Four-sided dice, abbreviated d4, are often used in tabletop role-playing games to obtain random integers in the range 1–4. Three forms exist of this die: a tetrahedron (pyramid shape) with four equilateral triangle-shaped faces, a rectangular prism with rounded or pointed ends, and an elongated long die with four triangular faces. The latter type does not roll well and is thus usually thrown into the air or shaken in a box.

Historical
Four-sided dice were among the gambling and divination tools used by early man who carved them from nuts, wood, stone, ivory and bone. Six-sided dice were invented later but four-sided dice continued to be popular in Russia. In Ancient Rome, elongated four-sided dice were called tali while the six-sided cubic dice were tesserae. In India and Tibet, three four-sided long dice were rolled sequentially as an oracle, to produce 1 of 64 possible outcomes.

The ancient Mesopotamian Royal Game of Ur uses eight four-sided pyramid-shaped dice made out of rock, half of them colored white, and half black. The Scandinavian game daldøs uses a four-sided long die.

Modern gaming
Role-playing games involving four-sided tetrahedral dice include Dungeons & Dragons, Ironclaw, and Pathfinder Roleplaying Game.
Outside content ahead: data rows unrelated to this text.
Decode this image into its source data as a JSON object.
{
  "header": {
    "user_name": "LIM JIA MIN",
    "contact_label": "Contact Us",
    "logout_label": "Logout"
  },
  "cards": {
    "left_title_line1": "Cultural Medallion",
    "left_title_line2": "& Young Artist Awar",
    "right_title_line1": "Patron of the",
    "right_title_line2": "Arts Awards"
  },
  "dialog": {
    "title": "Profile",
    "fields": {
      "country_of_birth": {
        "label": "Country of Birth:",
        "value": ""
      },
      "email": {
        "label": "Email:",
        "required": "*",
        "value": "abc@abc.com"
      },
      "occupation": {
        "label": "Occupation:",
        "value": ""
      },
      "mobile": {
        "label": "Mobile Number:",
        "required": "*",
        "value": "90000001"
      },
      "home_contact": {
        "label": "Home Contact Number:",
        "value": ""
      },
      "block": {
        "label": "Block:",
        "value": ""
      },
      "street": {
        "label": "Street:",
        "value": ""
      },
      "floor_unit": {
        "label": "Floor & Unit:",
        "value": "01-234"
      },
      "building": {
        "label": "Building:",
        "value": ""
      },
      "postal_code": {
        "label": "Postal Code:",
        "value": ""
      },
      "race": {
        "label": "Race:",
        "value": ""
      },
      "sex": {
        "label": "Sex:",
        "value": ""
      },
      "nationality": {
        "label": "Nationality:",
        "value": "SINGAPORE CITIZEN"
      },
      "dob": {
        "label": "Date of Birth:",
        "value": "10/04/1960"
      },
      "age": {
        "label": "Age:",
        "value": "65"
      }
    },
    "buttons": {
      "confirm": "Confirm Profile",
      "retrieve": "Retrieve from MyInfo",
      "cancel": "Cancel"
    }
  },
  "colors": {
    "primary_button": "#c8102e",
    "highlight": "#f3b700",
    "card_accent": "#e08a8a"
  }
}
The d20 System includes a four-sided tetrahedral die among other dice with 6, 8, 10, 12 and 20 faces. Tetrahedral dice are peculiar in that there is no topmost face when a die comes to rest. There are several common ways of indicating the value rolled. On some tetrahedral dice, three numbers are shown on each face. The number rolled is indicated by the number shown upright at all three visible faces—either near the midpoints of the sides around the base or near the angles around the apex. Another configuration places only one number on each face, and the rolled number is taken from the downward face.